Waters calls into question Murdaugh’s claims of paranoia. He says the jury can judge for themselves from the bodycam videos whether he seemed paranoid in his interviews with law enforcement.

He again introduces the theory that Murdaugh killed Maggie and Paul because they were “watching him like a hawk” in June of 2021 after finding his pills in May.

12:00 p.m. – Court is in session. Counsel has a private discussion with Judge Newman before the jury is brought in.

11:15 a.m. – The court has provided answers to some questions regarding jury deliberations.

There has been no decision yet as to whether the jury will be sequestered.

Deliberations could go as long as necessary.
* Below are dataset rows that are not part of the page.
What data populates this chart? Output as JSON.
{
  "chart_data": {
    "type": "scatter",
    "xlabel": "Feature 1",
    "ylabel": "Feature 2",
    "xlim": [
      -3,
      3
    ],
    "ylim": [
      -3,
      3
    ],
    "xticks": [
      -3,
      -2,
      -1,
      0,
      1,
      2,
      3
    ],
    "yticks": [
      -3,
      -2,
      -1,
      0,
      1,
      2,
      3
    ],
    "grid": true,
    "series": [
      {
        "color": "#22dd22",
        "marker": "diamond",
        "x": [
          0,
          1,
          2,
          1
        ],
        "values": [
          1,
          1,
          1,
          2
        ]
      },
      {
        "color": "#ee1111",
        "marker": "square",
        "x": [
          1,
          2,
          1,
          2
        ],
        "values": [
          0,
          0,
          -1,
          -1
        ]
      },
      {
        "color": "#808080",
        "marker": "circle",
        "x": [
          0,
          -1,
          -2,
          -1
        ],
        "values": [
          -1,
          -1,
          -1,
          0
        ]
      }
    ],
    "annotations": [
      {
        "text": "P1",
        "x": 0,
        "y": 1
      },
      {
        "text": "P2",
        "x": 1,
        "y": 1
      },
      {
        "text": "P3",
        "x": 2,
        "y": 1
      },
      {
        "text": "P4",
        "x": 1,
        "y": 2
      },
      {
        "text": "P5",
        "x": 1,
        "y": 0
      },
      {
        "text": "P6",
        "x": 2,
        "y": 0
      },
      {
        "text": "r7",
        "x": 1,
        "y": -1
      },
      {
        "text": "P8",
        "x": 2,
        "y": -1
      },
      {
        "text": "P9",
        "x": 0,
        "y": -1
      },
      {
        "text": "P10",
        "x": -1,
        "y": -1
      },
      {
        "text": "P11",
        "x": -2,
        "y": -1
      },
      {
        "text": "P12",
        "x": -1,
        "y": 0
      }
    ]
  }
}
The jury will deliberate through the weekend if necessary.

The longer the deliberations go, the more notice will be given prior to the verdict.

9:00 a.m. – The jury left the Colleton County Courthouse around 9:10 a.m. and began the roughly 30-minute trip to Moselle.

A small media pool was allowed to visit the property, trailing behind the jurors.

According to the pool report, some of the deputies escorting the jury to Moselle were some of the state’s witnesses, including Colleton County Sheriff’s Office Deputy Laura Rutland.

Sergeant Daniel Greene, another state witness, is escorting Attorney General Alan Wilson.

Defense attorneys Dick Harpootlian and Margaret Fox are there as well. Jim Griffin stayed behind to prepare closing arguments.

Judge Newman is with the jurors. He is the only person they are allowed to speak to during the visit.

The entrance to Moselle was guarded by deputies, but the road was not blocked off as Harpootlian had previously suggested. Several media outlets were parked along the side of Moselle Road.

The jury left Moselle around 10:30 a.m.